Hace más o menos 8 años tuve un gran accidente. Mi pareja y yo íbamos a un casino en las Vegas y tuvimos un accidente muy fuerte. El auto en que íbamos quedó completamente destrozado. El tuvo una pequeña herida en su rodilla pero yo perdí el conocimiento casi por 4 horas y ya los médicos me daban por muerta.
Pero se me apareció nuestro Señor Jesucristo y me tomó la mano diciéndome “tú volverás de nuevo a la vida, tienes que seguir viviendo porque todavía no es tu tiempo” y después, poco a poco, se fue alejando pero en el momento que estuve platicando con nuestro Señor Jesucristo tambien estuve platicando con mis papás, ellos viven pero tenía 7 años de que no los miraba.
Cuando desperté yo no tenía nada, ni heridas. Los médicos no entendían que es lo que había pasado por que supuestamente yo estaba al borde de la muerte. Yo le doy gracias a Dios por haberme mandado a su Hijo y haberme salvado.
Una niña pide a la Virgen de la Natividad
Me llamo Deyanira, soy estudiante de Derecho. Cuando era niña, tendría unos 10 años y no dejaba de chuparme el dedo. Este hábito lo empecé cuando era muy pequeña,mis padres me decían que no me chupara el dedo. Hasta llegué a echar en mi dedo sávila, chile y hasta llegaron a vendármelo para que dejar de chupármelo en las noches.
Una de las tantas vacaciones visitamos Tixtla Gro. Fuimos a visitar a una tía. Ahí la patrona es la VIRGEN DE NATIVIDAD. Entramos a su iglesia que a pesar de ser sencilla, conforme uno se va acercando a mirar la imagen de la Virgen se siente un amor y una sensación como si Ella estuviera viva. Ese día mi padre me dijo que le pidiera a la Virgen que dejara de chuparme el dedo con mucho fervor; así lo hice.
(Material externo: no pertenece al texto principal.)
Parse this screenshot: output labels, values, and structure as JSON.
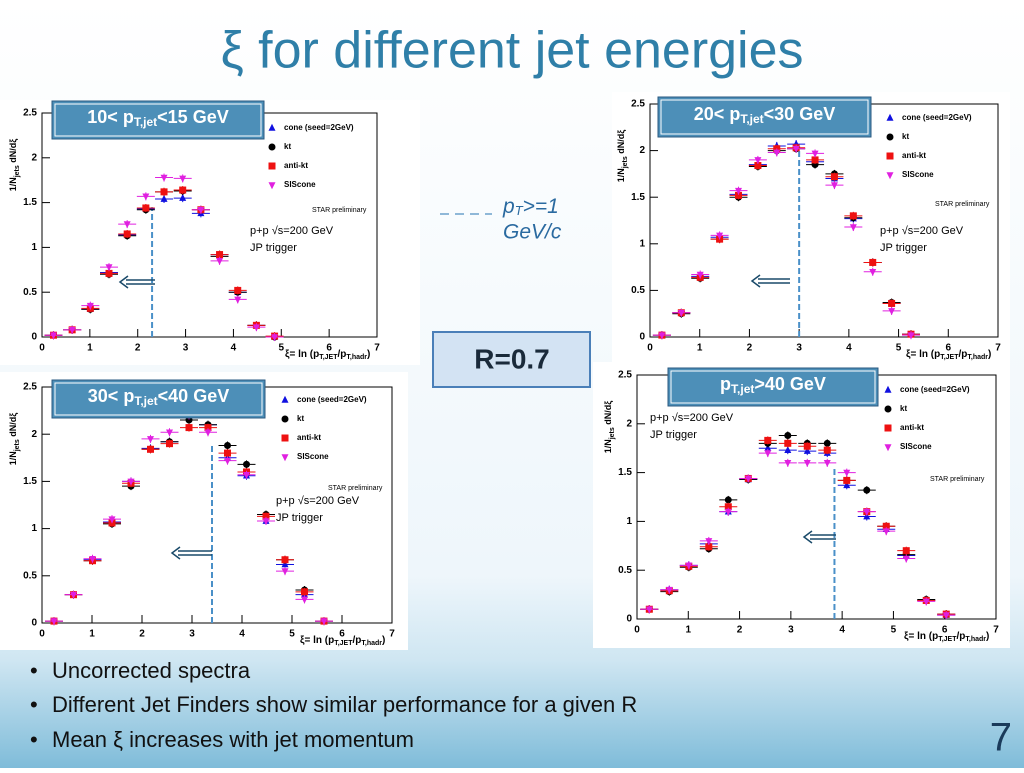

Recuerdo que primero platiqué con Ella y luego le pedí ese milagro, subimos hasta el altar de la Virgen de Natividad y le di un beso y me persigné.
Desde esa fecha mi vida cambió: dejé de chuparme el dedo en un día cualquiera, hasta descubrir el milagro concedido por la Virgen de Natividad logrando así aumentar mi fe y amor por ella.
El motivo por el que me decidí a contar esta historia real, es para invitar a las personas a que crean en el PODER DIVINO de Dios TodoPoderoso.